Information
- Motto: Aim High
- Established: 1988
- Principal: Dr Robyn Burton-Ree
- Enrollment: 857 (2023)
- Mascot: Osprey
- Website: https://wellingtonpointshs.eq.edu.au/

= Wellington Point State High School =

Secondary school in Queensland, Australia

Wellington Point State High School is a public, co-educational, secondary school, located in the Redland City suburb of Wellington Point, in Queensland, Australia. It is administered by the Department of Education, with an enrolment of 857 students and a teaching staff of 74, as of 2023. The school serves students from Year 7 to Year 12.

== History ==
The school had been in development since at least May 1985, with the land being acquired by the Department of Education in November 1985. The school opened on 25 January 1988, along with Redlands College.

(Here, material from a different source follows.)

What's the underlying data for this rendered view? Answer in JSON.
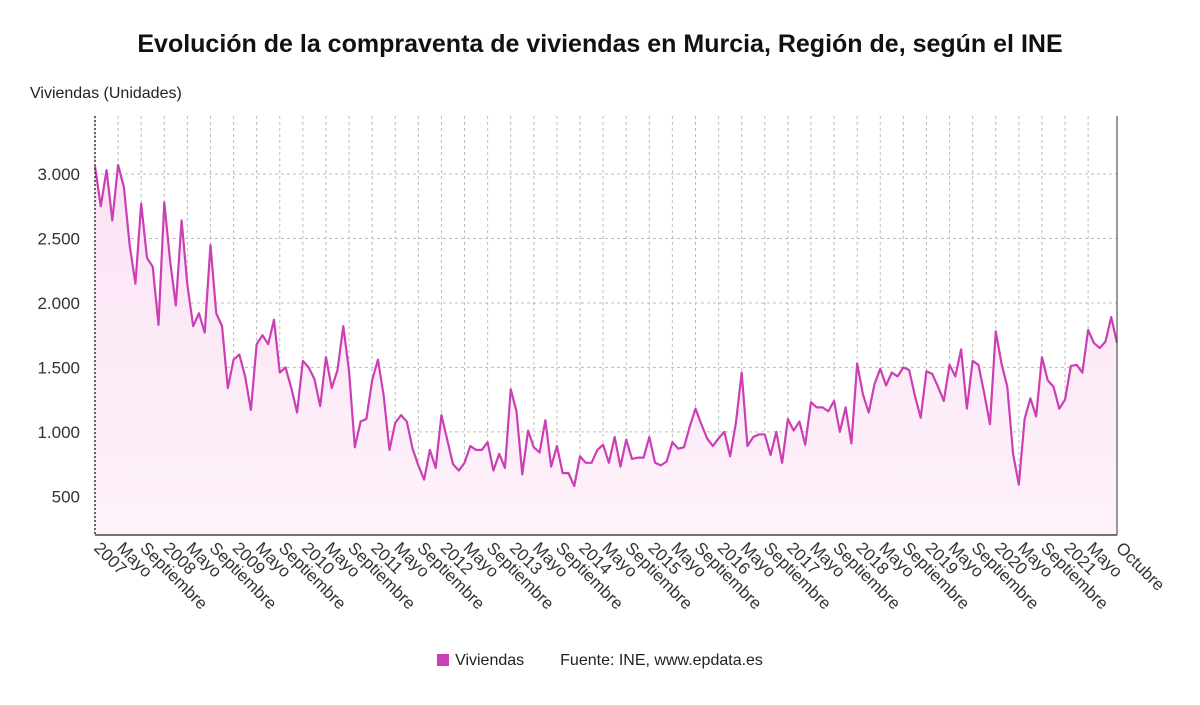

Female students were given the option to wear skorts instead of the traditional skirts in 2019, when roughly 40% of Queensland’s state schools still only allowed skirts and dresses to be worn.

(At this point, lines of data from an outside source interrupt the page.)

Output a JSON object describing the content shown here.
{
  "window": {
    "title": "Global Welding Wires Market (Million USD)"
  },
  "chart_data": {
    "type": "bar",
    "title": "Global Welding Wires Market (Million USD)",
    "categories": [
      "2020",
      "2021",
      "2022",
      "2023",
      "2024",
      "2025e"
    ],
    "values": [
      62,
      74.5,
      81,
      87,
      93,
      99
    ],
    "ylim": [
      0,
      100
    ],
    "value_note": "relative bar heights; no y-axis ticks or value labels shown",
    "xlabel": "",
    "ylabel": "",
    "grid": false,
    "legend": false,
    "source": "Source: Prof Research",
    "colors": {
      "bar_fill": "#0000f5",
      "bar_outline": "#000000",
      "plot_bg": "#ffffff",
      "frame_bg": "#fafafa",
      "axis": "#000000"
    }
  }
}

Also in 2019, the school officially created a sister school agreement with Suzuka High School, following a proposal made in 2017.

== Facilities ==
Wellington Point State High School has a fully functional theatre (The Osprey Theatre) and a Multi-Purpose Shelter (MPS) for assemblies and sporting activities. The school has developed a number of unique programs to encourage the steady educational development of students. Such a program is 'The Acceleration Program', which allows gifted year 10 students to undertake year 11 subjects, giving the student the option of beginning a tertiary course in their senior year.

== Notable staff ==

- Mikayla Hinkley, Australian cricket player.